Create summary rules in Microsoft Sentinel for large sets of data (Preview) - Microsoft Sentinel now provides the ability to create dynamic summaries using Azure Monitor summary rules, which aggregate large sets of data in the background for a smoother security operations experience across all log tiers.

• Access summary rule results via Kusto Query Language (KQL) across detection, investigation, hunting, and reporting activities.

• Run high performance Kusto Query Language (KQL) queries on summarized data.

• Use summary rule results for longer in investigations, hunting, and compliance activities.

For more information, see Aggregate Microsoft Sentinel data with summary rules.

Defender for Cloud Things

A Comprehensive, Single vendor CNAPP solution and its Capabilities in 2023 - I’ve spoken about Cloud-Native Application Protection Platform more than a year ago when Gartner announced their new “solution” term. Have a read at that here: The all in-one Cloud Security Solution CNAPP — according to Gartner | by Andre Camillo | Geek Culture | Medium

Defender for Cloud Apps Things

Enforcing Cloud App control with Defender for Cloud Apps - Particularly with the rise of SaaS-based genAI tools in the last year, protecting sensitive data usage is key, so let’s learn how to get started with this with a CASB and an agent in your fleet’s devices.

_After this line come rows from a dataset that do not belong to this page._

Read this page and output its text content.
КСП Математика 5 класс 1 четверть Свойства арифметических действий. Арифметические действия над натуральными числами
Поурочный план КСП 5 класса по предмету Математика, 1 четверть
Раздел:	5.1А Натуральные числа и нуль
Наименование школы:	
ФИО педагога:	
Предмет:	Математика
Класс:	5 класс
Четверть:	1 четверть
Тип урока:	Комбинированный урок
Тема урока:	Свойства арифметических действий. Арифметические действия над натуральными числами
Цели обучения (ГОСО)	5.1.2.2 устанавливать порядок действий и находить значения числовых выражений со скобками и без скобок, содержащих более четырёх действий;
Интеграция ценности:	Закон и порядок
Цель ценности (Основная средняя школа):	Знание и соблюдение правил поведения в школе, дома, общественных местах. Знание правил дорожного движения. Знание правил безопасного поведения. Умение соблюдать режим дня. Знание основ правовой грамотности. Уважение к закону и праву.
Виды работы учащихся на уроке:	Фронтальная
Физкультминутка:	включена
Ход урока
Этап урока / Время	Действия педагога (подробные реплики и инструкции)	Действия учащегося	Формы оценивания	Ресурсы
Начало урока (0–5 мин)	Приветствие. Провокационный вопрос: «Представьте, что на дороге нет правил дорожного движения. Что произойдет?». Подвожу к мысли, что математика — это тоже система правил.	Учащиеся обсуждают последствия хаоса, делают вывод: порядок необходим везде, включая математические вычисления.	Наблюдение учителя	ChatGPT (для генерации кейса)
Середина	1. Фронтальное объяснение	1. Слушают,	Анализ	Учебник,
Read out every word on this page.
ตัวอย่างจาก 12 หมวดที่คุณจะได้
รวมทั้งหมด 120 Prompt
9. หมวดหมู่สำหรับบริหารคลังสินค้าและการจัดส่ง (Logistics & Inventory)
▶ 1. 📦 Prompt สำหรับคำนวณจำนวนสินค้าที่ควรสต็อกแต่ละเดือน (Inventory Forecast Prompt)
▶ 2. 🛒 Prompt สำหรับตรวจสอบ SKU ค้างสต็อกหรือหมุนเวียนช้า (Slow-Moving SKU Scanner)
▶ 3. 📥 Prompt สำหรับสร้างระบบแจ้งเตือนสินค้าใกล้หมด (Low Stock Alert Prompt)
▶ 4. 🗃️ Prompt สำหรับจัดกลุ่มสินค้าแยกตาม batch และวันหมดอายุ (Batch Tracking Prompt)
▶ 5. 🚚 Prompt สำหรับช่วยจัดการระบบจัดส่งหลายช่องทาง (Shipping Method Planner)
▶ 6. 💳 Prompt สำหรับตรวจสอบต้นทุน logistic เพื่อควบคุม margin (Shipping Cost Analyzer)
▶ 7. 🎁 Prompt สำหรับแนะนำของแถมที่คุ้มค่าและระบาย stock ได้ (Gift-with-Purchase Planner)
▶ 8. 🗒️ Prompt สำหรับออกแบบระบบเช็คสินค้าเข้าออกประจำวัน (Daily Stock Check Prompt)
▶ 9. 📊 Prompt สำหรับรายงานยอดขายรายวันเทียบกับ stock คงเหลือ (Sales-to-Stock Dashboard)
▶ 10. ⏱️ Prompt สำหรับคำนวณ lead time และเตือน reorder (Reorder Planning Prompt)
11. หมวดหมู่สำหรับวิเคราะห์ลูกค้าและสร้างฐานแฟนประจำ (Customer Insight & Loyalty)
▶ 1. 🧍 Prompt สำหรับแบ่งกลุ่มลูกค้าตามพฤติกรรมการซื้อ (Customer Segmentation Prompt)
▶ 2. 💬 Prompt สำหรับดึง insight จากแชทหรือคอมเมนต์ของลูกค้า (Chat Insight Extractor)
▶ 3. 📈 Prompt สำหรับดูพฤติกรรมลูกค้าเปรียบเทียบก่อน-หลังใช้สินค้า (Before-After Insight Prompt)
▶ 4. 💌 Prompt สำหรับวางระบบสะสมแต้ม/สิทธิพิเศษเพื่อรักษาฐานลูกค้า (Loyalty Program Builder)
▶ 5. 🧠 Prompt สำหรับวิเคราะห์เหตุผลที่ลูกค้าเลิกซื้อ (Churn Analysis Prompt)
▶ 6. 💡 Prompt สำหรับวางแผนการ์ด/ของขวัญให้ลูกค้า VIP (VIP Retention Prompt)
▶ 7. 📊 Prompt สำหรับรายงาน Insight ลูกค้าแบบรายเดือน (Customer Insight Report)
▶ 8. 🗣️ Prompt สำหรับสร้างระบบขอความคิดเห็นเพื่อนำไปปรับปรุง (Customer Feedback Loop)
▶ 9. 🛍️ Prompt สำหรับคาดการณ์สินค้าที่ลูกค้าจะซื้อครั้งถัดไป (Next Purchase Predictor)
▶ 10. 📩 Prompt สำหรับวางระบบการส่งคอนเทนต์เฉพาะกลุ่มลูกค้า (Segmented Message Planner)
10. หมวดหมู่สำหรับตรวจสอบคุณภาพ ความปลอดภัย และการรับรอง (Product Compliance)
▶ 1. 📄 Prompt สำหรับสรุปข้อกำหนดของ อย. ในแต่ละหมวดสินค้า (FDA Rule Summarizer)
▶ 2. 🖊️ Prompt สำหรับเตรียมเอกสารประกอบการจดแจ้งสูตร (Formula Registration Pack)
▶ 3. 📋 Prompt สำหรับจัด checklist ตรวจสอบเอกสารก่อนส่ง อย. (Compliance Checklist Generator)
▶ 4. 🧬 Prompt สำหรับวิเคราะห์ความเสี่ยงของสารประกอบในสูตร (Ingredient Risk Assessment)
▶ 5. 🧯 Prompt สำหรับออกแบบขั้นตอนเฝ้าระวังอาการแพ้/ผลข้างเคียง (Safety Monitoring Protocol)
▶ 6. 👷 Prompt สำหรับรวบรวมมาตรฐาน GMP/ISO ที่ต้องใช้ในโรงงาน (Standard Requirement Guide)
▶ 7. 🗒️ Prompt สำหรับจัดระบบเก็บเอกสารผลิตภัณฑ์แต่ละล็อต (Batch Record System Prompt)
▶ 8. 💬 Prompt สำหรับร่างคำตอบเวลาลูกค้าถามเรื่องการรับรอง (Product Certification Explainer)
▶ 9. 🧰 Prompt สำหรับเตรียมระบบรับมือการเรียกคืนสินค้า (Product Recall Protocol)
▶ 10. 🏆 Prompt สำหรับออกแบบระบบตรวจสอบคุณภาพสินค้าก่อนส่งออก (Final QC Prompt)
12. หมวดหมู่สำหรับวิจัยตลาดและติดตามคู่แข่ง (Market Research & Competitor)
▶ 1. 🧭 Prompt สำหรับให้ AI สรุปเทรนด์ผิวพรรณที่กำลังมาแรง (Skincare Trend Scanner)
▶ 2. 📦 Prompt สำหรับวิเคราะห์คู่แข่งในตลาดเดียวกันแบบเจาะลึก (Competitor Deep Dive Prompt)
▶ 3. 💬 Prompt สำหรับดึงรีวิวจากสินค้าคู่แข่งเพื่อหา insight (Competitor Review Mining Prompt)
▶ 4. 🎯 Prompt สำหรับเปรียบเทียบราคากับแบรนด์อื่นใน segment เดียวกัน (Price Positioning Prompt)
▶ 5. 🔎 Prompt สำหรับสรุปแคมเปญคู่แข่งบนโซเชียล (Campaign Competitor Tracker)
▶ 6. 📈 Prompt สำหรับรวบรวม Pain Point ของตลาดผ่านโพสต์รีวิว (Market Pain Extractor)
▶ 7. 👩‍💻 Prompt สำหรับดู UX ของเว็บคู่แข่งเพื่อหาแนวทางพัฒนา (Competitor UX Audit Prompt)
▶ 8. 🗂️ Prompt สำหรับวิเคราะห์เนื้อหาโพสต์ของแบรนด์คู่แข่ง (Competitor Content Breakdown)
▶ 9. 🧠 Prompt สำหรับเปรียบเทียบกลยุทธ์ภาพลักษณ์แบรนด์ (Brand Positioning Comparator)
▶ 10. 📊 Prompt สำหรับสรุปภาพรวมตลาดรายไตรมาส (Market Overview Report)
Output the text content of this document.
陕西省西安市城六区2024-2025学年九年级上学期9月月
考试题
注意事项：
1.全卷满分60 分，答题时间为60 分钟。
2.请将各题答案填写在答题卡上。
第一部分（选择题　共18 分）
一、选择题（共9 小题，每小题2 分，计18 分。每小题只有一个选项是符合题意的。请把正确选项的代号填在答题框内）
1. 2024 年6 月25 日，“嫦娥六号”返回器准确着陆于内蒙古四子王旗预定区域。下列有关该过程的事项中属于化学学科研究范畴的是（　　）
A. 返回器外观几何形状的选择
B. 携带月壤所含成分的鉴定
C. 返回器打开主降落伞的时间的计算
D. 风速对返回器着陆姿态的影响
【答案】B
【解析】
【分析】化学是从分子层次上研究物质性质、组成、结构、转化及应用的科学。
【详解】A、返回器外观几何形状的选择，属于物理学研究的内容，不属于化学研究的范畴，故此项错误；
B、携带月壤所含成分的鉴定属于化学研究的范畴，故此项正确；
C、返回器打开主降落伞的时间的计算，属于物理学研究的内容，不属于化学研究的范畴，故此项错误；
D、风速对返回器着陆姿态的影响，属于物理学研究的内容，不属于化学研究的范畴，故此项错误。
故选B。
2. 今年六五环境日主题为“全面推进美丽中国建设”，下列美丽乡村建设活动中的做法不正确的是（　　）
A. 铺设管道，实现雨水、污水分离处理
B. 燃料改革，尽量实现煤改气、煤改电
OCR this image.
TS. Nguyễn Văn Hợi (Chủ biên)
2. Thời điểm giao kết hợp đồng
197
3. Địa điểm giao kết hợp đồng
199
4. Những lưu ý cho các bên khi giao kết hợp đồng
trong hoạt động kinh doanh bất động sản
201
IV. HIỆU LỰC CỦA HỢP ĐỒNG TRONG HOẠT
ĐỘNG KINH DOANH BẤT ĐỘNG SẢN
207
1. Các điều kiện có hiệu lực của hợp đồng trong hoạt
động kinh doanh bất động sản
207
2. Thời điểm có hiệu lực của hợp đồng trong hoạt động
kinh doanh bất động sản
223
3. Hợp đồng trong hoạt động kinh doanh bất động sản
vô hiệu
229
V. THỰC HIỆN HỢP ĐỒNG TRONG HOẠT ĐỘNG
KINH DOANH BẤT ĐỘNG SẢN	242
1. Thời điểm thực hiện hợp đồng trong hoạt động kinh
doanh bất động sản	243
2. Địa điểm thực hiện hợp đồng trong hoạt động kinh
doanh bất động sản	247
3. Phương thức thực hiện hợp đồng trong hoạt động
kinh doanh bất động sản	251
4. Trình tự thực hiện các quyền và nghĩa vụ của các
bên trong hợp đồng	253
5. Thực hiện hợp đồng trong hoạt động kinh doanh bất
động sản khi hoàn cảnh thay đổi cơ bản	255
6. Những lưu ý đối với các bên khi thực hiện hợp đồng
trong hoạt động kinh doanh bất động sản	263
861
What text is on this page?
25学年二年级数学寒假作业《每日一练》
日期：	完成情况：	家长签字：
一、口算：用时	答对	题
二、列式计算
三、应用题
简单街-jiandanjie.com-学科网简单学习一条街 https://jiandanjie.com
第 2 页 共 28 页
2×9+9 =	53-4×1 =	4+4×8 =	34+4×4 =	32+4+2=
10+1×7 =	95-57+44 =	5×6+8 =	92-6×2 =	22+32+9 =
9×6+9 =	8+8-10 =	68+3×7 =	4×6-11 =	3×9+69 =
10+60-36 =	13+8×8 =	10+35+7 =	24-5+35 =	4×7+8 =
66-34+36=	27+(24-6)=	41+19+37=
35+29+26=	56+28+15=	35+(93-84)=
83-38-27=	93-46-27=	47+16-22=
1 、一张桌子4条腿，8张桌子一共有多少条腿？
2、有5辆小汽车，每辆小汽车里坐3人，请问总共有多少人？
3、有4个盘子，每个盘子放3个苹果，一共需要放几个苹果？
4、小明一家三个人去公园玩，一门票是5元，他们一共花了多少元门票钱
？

Note how this is just the tip of the iceberg. I will skip information protection policies nad setup which are next steps…

Enhancing Security with Microsoft Defender for Cloud Apps' New In-Browser Protection - Microsoft has introduced a new in-browser protection feature for Microsoft Defender for Cloud Apps. This update is designed to strengthen security by offering real-time monitoring and control over user activities in sanctioned and unsanctioned cloud applications. Leveraging deep integration with Microsoft Edge and Google Chrome, this feature enables organizations to enforce data protection policies directly within the browser. It helps to mitigate risks associated with data exfiltration, shadow IT, and compliance violations by providing granular control over file uploads, downloads, and clipboard actions.

Defender for Office Things

Announcing quarantine release integration in MDO hunting experience!! - We are excited to introduce the new quarantine release integration within Microsoft Defender for Office 365 as part of the hunting experience. This enhancement allows Security Operators (SecOps) to address false positives more efficiently and with greater flexibility in Microsoft Defender for Office 365. 

Announcing Microsoft Defender for Office 365 API’s for retrieving threat data and remediating emails - We are excited to announce the release of new Microsoft Defender for Office 365 API’s which enable security teams to leverage threat information and response capabilities of Microsoft Defender for Office 365 inside automation and security orchestration tools of their choice.

Microsoft Entra Things

Migrate ADAL apps to MSAL with enhanced insights - We’re pleased to announce significant updates to the Sign-ins workbook in the Microsoft Entra admin center, a crucial tool for organizations transitioning from Azure Active Directory Authentication Libraries (ADAL) to Microsoft Authentication Libraries (MSAL). These updates aim to streamline the ADAL migration process by providing comprehensive insights into your ADAL-application-related data.